Restoran olduğunu iddia eden küçük bir kafede artan kibir çekiciliğini gözlemleme şansım oldu. Konuklara lapa gibi bir durumda makarna (makarna) servis edildi. Görünüşe göre. Ve konuklar buna kızmaya cesaret ettiler, çünkü deniz mahsullü makarna - bu, bilirsiniz, birkaç bileşenden oluşur - doğrudan makarnanın kendisi, deniz ürünleri ve sos ve bir parça parça değil anlaşılmaz.
Bu tür yumrular, çok yüksek kaliteli makarna az miktarda suda pişirilmezse olur. Anlaşılmaz bir şey ortaya çıkıyor.
Bu nedenle, örneğin ben (ve arkadaşlarımın çoğu) sadece iyi çalışılmış yerlerde makarna siparişi veriyorum.
Ve burada - birisi bir şans aldı. Talihsiz.
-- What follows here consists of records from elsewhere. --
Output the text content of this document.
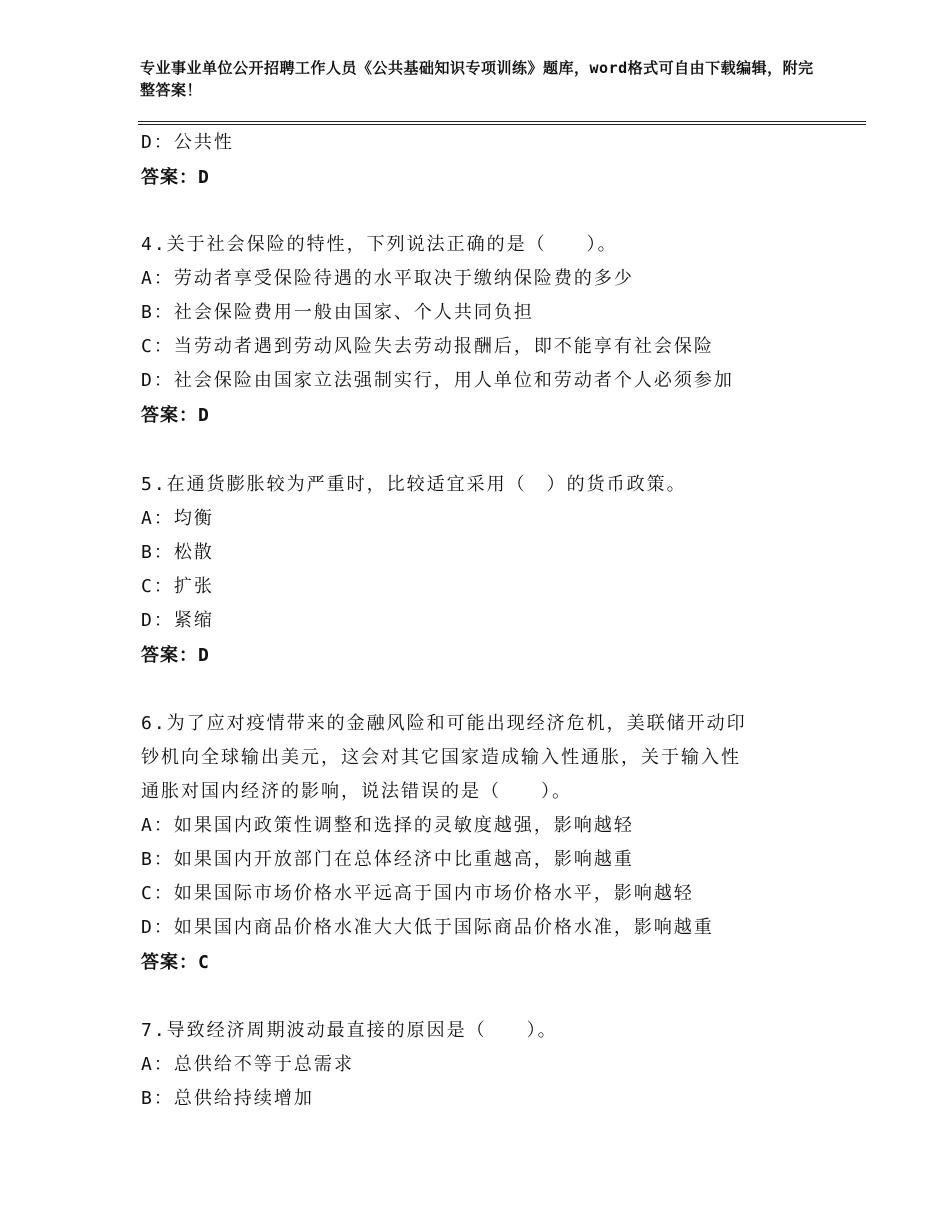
专业事业单位公开招聘工作人员《公共基础知识专项训练》题库，word格式可自由下载编辑，附完整答案！
D：公共性
答案：D
4.关于社会保险的特性，下列说法正确的是（　　）。
A：劳动者享受保险待遇的水平取决于缴纳保险费的多少
B：社会保险费用一般由国家、个人共同负担
C：当劳动者遇到劳动风险失去劳动报酬后，即不能享有社会保险
D：社会保险由国家立法强制实行，用人单位和劳动者个人必须参加
答案：D
5.在通货膨胀较为严重时，比较适宜采用（　）的货币政策。
A：均衡
B：松散
C：扩张
D：紧缩
答案：D
6.为了应对疫情带来的金融风险和可能出现经济危机，美联储开动印
钞机向全球输出美元，这会对其它国家造成输入性通胀，关于输入性
通胀对国内经济的影响，说法错误的是（　　）。
A：如果国内政策性调整和选择的灵敏度越强，影响越轻
B：如果国内开放部门在总体经济中比重越高，影响越重
C：如果国际市场价格水平远高于国内市场价格水平，影响越轻
D：如果国内商品价格水准大大低于国际商品价格水准，影响越重
答案：C
7.导致经济周期波动最直接的原因是（　　）。
A：总供给不等于总需求
B：总供给持续增加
Ve garson ve ardından yönetici, servis edilen yemekle her şeyin yolunda olduğunu beyaz bir gözle kanıtladı. Yüksek kaliteli, sıcak, onunla zehirlenmeyeceksin, başka ne istiyorsun?
Durum aslında belirsiz. Yemek servis noktaları kullanıma uygun bir ürün sağlamalıdır. Yiyecekler taze ve sağlıklı olmalıdır. Ve aslında, servis edilen makarna, personelin dayandığı bu standartları karşıladı.
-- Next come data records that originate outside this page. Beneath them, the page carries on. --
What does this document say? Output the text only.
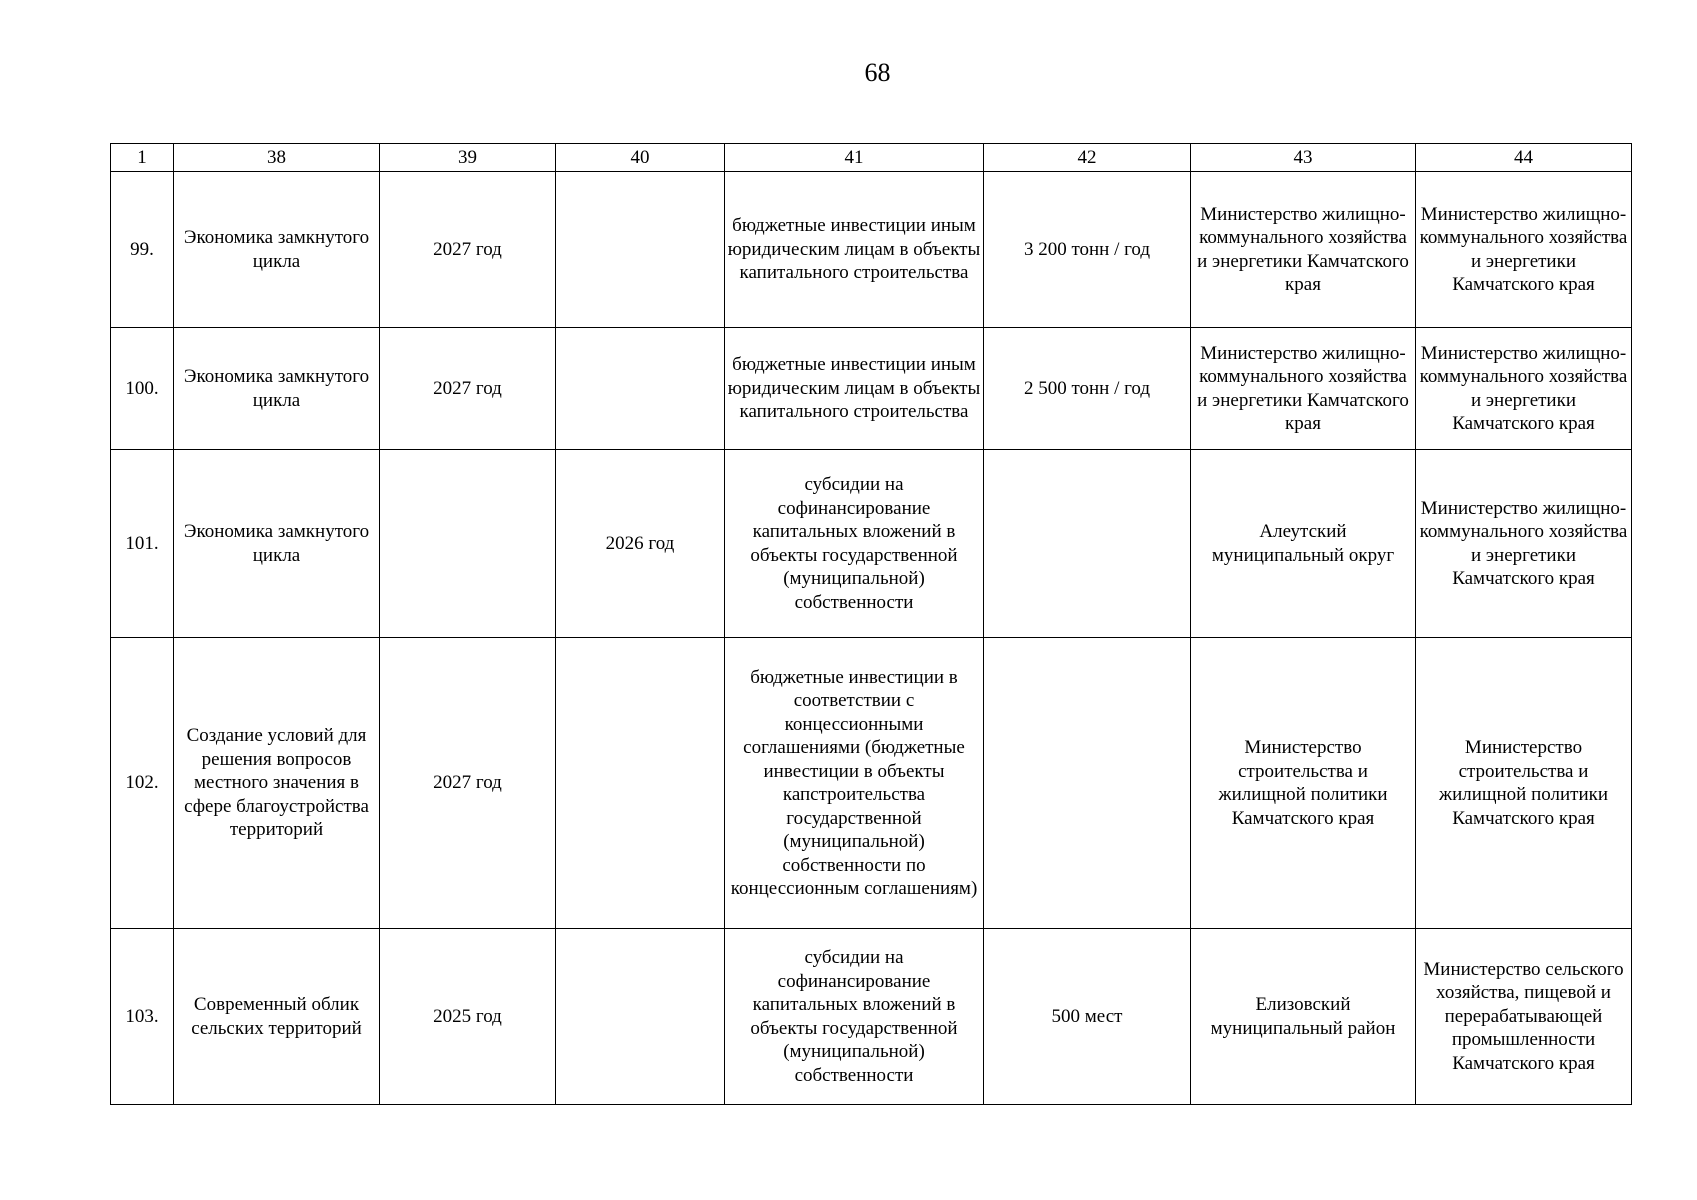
68
1	38	39	40	41	42	43	44
99.	Экономика замкнутого цикла	2027 год		бюджетные инвестиции иным юридическим лицам в объекты капитального строительства	3 200 тонн / год	Министерство жилищно-коммунального хозяйства и энергетики Камчатского края	Министерство жилищно-коммунального хозяйства и энергетики Камчатского края
100.	Экономика замкнутого цикла	2027 год		бюджетные инвестиции иным юридическим лицам в объекты капитального строительства	2 500 тонн / год	Министерство жилищно-коммунального хозяйства и энергетики Камчатского края	Министерство жилищно-коммунального хозяйства и энергетики Камчатского края
101.	Экономика замкнутого цикла		2026 год	субсидии на софинансирование капитальных вложений в объекты государственной (муниципальной) собственности		Алеутский муниципальный округ	Министерство жилищно-коммунального хозяйства и энергетики Камчатского края
102.	Создание условий для решения вопросов местного значения в сфере благоустройства территорий	2027 год		бюджетные инвестиции в соответствии с концессионными соглашениями (бюджетные инвестиции в объекты капстроительства государственной (муниципальной) собственности по концессионным соглашениям)		Министерство строительства и жилищной политики Камчатского края	Министерство строительства и жилищной политики Камчатского края
103.	Современный облик сельских территорий	2025 год		субсидии на софинансирование капитальных вложений в объекты государственной (муниципальной) собственности	500 мест	Елизовский муниципальный район	Министерство сельского хозяйства, пищевой и перерабатывающей промышленности Камчатского края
Duyarlılık gibi organoleptik kalite göstergelerinin de olduğu gerçeğini tamamen görmezden gelmek. Yemeklerdeki makarnalarda yumuşak, elastik, orta derecede yoğundur (kaynatılmamış). Hatırladığım kadarıyla, bu gereksinimler catering işletmeleri tarafından yemek hazırlama teknolojisi tarafından sağlanıyor ve yeterli yönetici misafirlerden sessizce özür diler, şımarık yiyecekleri mutfağa gönderir ve bir kafa yıkama düzenler (hatta işten çıkarır) aşçı.
İtibarına değer veren kuruluşlarda bu tür durumların nasıl çözüldüğünü biliyorum - oradaki şef herkes için bir karmaşa düzenledi ve hesap kuruluş pahasına kapatıldı.
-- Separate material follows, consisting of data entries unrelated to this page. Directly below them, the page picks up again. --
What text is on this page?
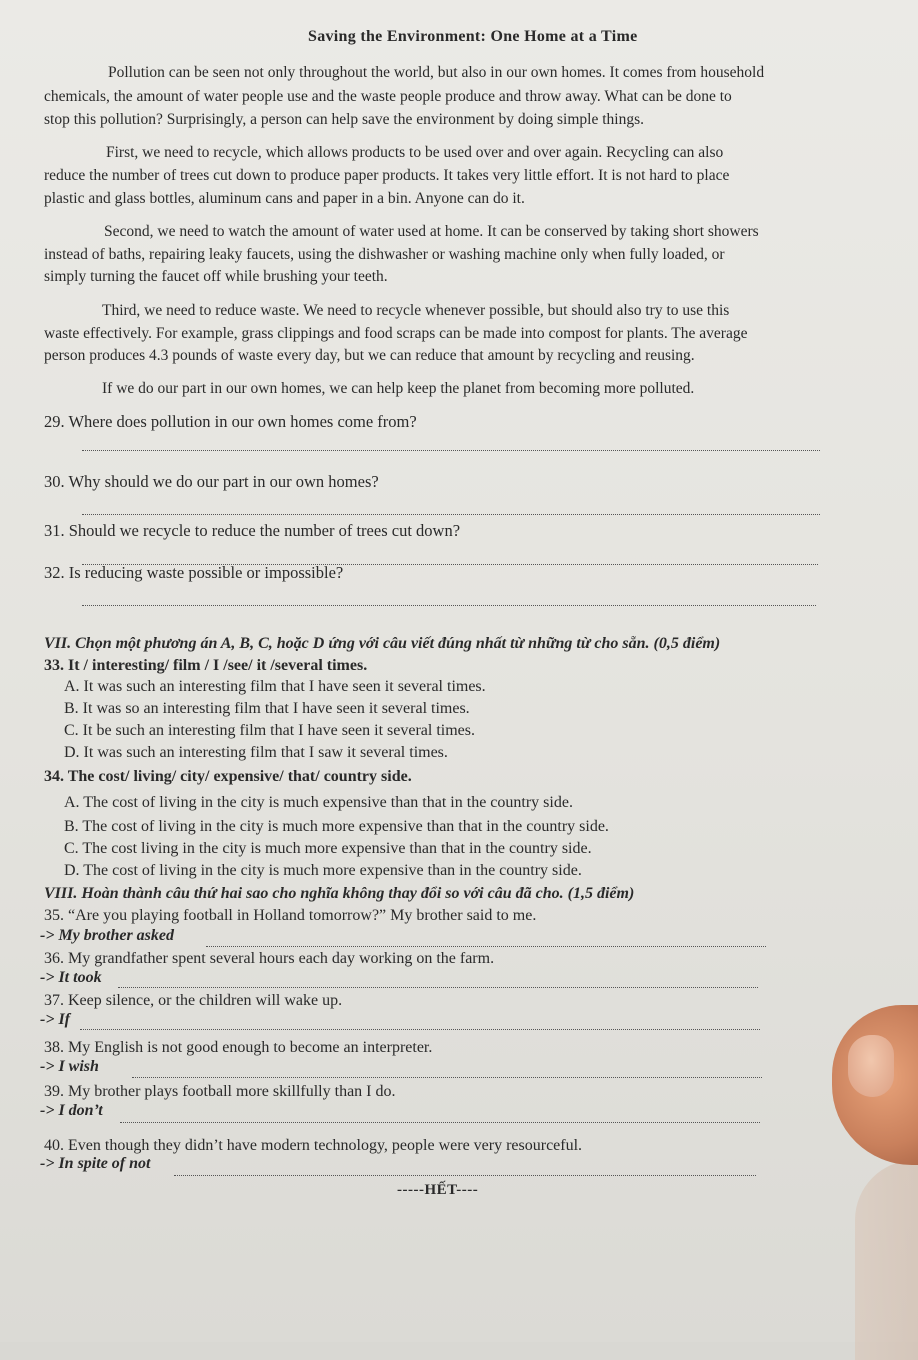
Saving the Environment: One Home at a Time
Pollution can be seen not only throughout the world, but also in our own homes. It comes from household
chemicals, the amount of water people use and the waste people produce and throw away. What can be done to
stop this pollution? Surprisingly, a person can help save the environment by doing simple things.
First, we need to recycle, which allows products to be used over and over again. Recycling can also
reduce the number of trees cut down to produce paper products. It takes very little effort. It is not hard to place
plastic and glass bottles, aluminum cans and paper in a bin. Anyone can do it.
Second, we need to watch the amount of water used at home. It can be conserved by taking short showers
instead of baths, repairing leaky faucets, using the dishwasher or washing machine only when fully loaded, or
simply turning the faucet off while brushing your teeth.
Third, we need to reduce waste. We need to recycle whenever possible, but should also try to use this
waste effectively. For example, grass clippings and food scraps can be made into compost for plants. The average
person produces 4.3 pounds of waste every day, but we can reduce that amount by recycling and reusing.
If we do our part in our own homes, we can help keep the planet from becoming more polluted.
29. Where does pollution in our own homes come from?
30. Why should we do our part in our own homes?
31. Should we recycle to reduce the number of trees cut down?
32. Is reducing waste possible or impossible?
VII. Chọn một phương án A, B, C, hoặc D ứng với câu viết đúng nhất từ những từ cho sẵn. (0,5 điểm)
33. It / interesting/ film / I /see/ it /several times.
A. It was such an interesting film that I have seen it several times.
B. It was so an interesting film that I have seen it several times.
C. It be such an interesting film that I have seen it several times.
D. It was such an interesting film that I saw it several times.
34. The cost/ living/ city/ expensive/ that/ country side.
A. The cost of living in the city is much expensive than that in the country side.
B. The cost of living in the city is much more expensive than that in the country side.
C. The cost living in the city is much more expensive than that in the country side.
D. The cost of living in the city is much more expensive than in the country side.
VIII. Hoàn thành câu thứ hai sao cho nghĩa không thay đổi so với câu đã cho. (1,5 điểm)
35. “Are you playing football in Holland tomorrow?” My brother said to me.
-> My brother asked
36. My grandfather spent several hours each day working on the farm.
-> It took
37. Keep silence, or the children will wake up.
-> If
38. My English is not good enough to become an interpreter.
-> I wish
39. My brother plays football more skillfully than I do.
-> I don’t
40. Even though they didn’t have modern technology, people were very resourceful.
-> In spite of not
-----HẾT----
Ancak ülkemizde “yeterli” tanımı ikram noktalarına her zaman uygulanamamaktadır. Özellikle bu noktalar "kontrol noktaları" ise, yani neredeyse hiç kalıcı müşterileri yoksa, ancak tek seferlik bir ziyaret için tasarlanmışsa - örneğin turistlerin yanından geçerek.
Ayrıca ülkemizdeki kafe ve restoranların misafirleri de haklarını iyi bilmiyorlar... Yani bazen "gorbled" genel adıyla yemeklerle beslendikleri ortaya çıkıyor. Paraları için ve çok şey için.
Dürüst olmak gerekirse, yenmeyen bir yemek getirdiklerinde, onu geri göndermekten ve nedenini belirtmekten çekinmiyorum. Fazla tuz, az pişmiş veya fazla pişmiş et, tatlıda dondurma, salatada buz parçaları (bir zamanlar "Sezar" ile birlikte Aynı talihsiz deniz ürünleri, görünüşe göre, akşamları ve hatta daha erken pişirilmiş, dondurulmuş ve daha sonra servis yapmadan önce mikrodalgada çözülmüş, çünkü salata bir tarafta sıcak, diğer tarafta buzda çıktı) - tüm bunlar, yemek çürük et gibi kokmasa bile, siparişi mutfağa iade etme hakkı veriyor. onun için öde.
Ama annem yapmayacak. Sadece yemek yemiyor, ama sipariş ettiği şeyin bedelini ödeyecek - mükemmel konuk! Ve böyle bir tutuma sahip birçok insan tanıyorum. Bunu motive edebilirler, "Ben kendim suçluyum, seni salak, böyle bir yere yemek yemeye gittim" gerçeğiyle bile motive edebilirler, ama aslında tek bir neden var - bir kişi onu nasıl savunacağını bilmiyor hakları, onun için sakıncalı.
Ayrıca yemeği geri gönderenleri de biliyorum, ancak durumun gelişimi farklı ve çoğu zaman kurumun seviyesine bağlı, ne kadar düşükse, müşterinin lehine olma olasılığı o kadar az.
Ne yapıyorsun? Ve - başka bir soru - yiyecek "yenmez" hükmüyle geri gönderildiyse ne gibi sonuçlar vardı?